Haschisch à bord d’un car-ferry

C’était l’aube du jeudi 14 courant. Au port maritime de Tanger, un policier tient la surveillance près du car-ferry Banasa. Une femme de ménage s’apprête à y monter avec un sac à la main. Le policier la scrute. Elle lui a mis la puce à l’oreille. Il avance vers elle, lui demande de s’arrêter : «Votre sac s’il vous plaît Madame ?»
Après quelques secondes d’hésitation, elle obtempère. L’agent la fouille minutieusement, puis lève les yeux pour l’examiner de haut en bas, il l’interroge à haute voix : «C’est quoi ça?».
Son visage commence à rougir, elle ne lui répond pas. Il prend des bribes du haschisch entre sa main, lui demande de rester calme avant de la fouiller. Elle continue à ne pas réagir. Quand il s’apprête à la fouiller, elle sursaute et crie : «Non, non, attendez, attendez». Elle commence à dénicher des plaquettes de haschisch entre ses vêtements. Le policier alerte ses supérieurs qui accourent aussitôt. La femme de ménage avait 9 kilos de haschisch sur elle.
«Perquisitionnez sa cabine à bord du car-ferry» ordonne le chef de la brigade à ses éléments.
C’était leur grande surprise. Ils ont mis la main sur 23 autres kilos de haschisch.
«A qui appartient cela, pour qui travailles-tu?», lui demande le chef.
La femme de ménage, Zoubida, trente et un an, décide de leur dire la vérité : «Je travaille pour le compte de Mustapha…»
«Qui est Mustapha ?», lui demande le chef de la brigade.

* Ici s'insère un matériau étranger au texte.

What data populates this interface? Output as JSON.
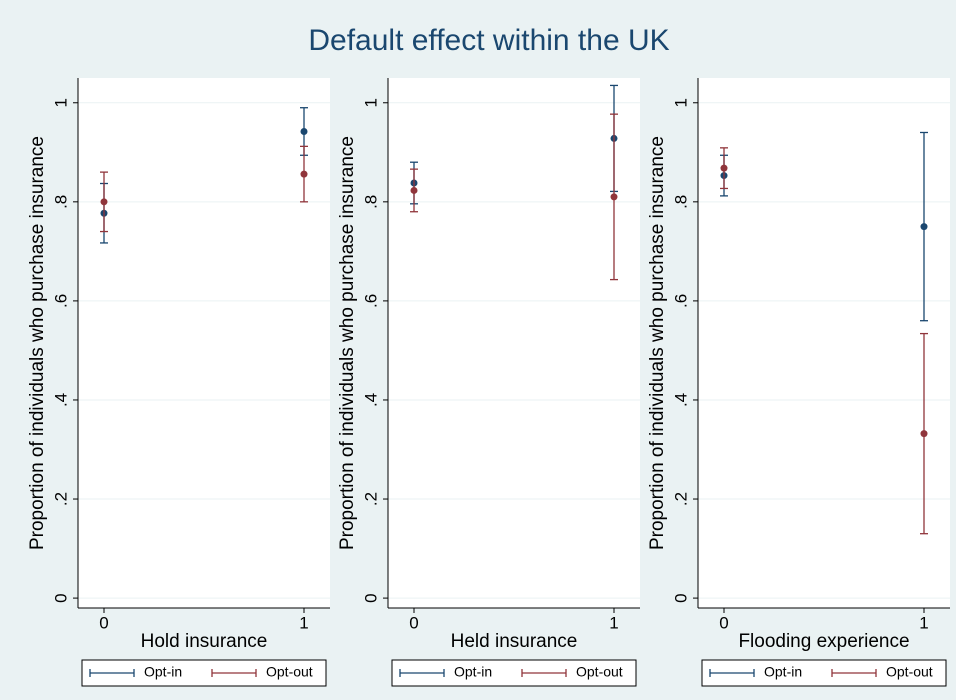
{
  "title": "Default effect within the UK",
  "chart_data": [
    {
      "type": "errorbar",
      "xlabel": "Hold insurance",
      "ylabel": "Proportion of individuals who purchase insurance",
      "x": [
        0,
        1
      ],
      "xlim": [
        -0.13,
        1.13
      ],
      "xticks": [
        0,
        1
      ],
      "ylim": [
        -0.02,
        1.05
      ],
      "yticks": [
        0,
        {
          "value": 0.2,
          "label": ".2"
        },
        {
          "value": 0.4,
          "label": ".4"
        },
        {
          "value": 0.6,
          "label": ".6"
        },
        {
          "value": 0.8,
          "label": ".8"
        },
        1
      ],
      "grid": true,
      "legend": "bottom",
      "series": [
        {
          "name": "Opt-in",
          "color": "#1a476f",
          "values": [
            0.777,
            0.942
          ],
          "errors": [
            0.06,
            0.048
          ]
        },
        {
          "name": "Opt-out",
          "color": "#90353b",
          "values": [
            0.8,
            0.856
          ],
          "errors": [
            0.06,
            0.056
          ]
        }
      ]
    },
    {
      "type": "errorbar",
      "xlabel": "Held insurance",
      "ylabel": "Proportion of individuals who purchase insurance",
      "x": [
        0,
        1
      ],
      "xlim": [
        -0.13,
        1.13
      ],
      "xticks": [
        0,
        1
      ],
      "ylim": [
        -0.02,
        1.05
      ],
      "yticks": [
        0,
        {
          "value": 0.2,
          "label": ".2"
        },
        {
          "value": 0.4,
          "label": ".4"
        },
        {
          "value": 0.6,
          "label": ".6"
        },
        {
          "value": 0.8,
          "label": ".8"
        },
        1
      ],
      "grid": true,
      "legend": "bottom",
      "series": [
        {
          "name": "Opt-in",
          "color": "#1a476f",
          "values": [
            0.838,
            0.928
          ],
          "errors": [
            0.042,
            0.107
          ]
        },
        {
          "name": "Opt-out",
          "color": "#90353b",
          "values": [
            0.823,
            0.81
          ],
          "errors": [
            0.043,
            0.167
          ]
        }
      ]
    },
    {
      "type": "errorbar",
      "xlabel": "Flooding experience",
      "ylabel": "Proportion of individuals who purchase insurance",
      "x": [
        0,
        1
      ],
      "xlim": [
        -0.13,
        1.13
      ],
      "xticks": [
        0,
        1
      ],
      "ylim": [
        -0.02,
        1.05
      ],
      "yticks": [
        0,
        {
          "value": 0.2,
          "label": ".2"
        },
        {
          "value": 0.4,
          "label": ".4"
        },
        {
          "value": 0.6,
          "label": ".6"
        },
        {
          "value": 0.8,
          "label": ".8"
        },
        1
      ],
      "grid": true,
      "legend": "bottom",
      "series": [
        {
          "name": "Opt-in",
          "color": "#1a476f",
          "values": [
            0.853,
            0.75
          ],
          "errors": [
            0.041,
            0.19
          ]
        },
        {
          "name": "Opt-out",
          "color": "#90353b",
          "values": [
            0.868,
            0.332
          ],
          "errors": [
            0.041,
            0.202
          ]
        }
      ]
    }
  ]
}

«Je ne sais pas…Mais ce n’est pas la première fois que j’ai passé la drogue pour son compte contre une commission…», lui répond-t-elle. «Mais à qui délivres-tu la marchandise ?», l’interroge-t-il.
«A son frère en Espagne…», confie-t-elle.
Le chef finit par lui demander de coopérer avec la police. Elle ne refuse pas. Elle prend aussitôt son portable, compose le numéro de Mustapha, l’appelle et lui affirme : «Le bateau ne fera pas de traversée à cause du mauvais temps…» . Elle lui demande de la rejoindre. «Je t’attends à la porte du port…», lui précise-t-elle.
Quelques minutes plus tard, Mustapha arrive, descend de sa voiture, avance vers elle. Et les éléments de la police le surprennent. Ils l’emmènent au commissariat. Là, il passe aux aveux: «Je suis né en 1955 et j’exporte le haschisch par le biais de la femme de ménage à destination de mon frère installé en Espagne…».
«Gardes-tu encore du haschisch chez toi ?», lui demande le chef de la brigade.
Mustapha nie. Mais les limiers décident d’en avoir le coeur net. Ils se dépêchent chez lui, à Bendibane. Ils ont fouillé sa demeure minutieusement. Ils ont découvert 27 autres kilos de haschisch. Mustapha se contente de tourner ses yeux vers sa complice qui fond en larmes.
«La quantité globale de haschisch saisie est de 62 kilos», confie un élément de la brigade à son chef.
Mustapha et la femme de ménage ont été conduits par la suite au siège du commissariat pour être traduits tous les deux, le vendredi 15 du mois courant devant la Chambre correctionnelle près le tribunal de première instance de Tanger.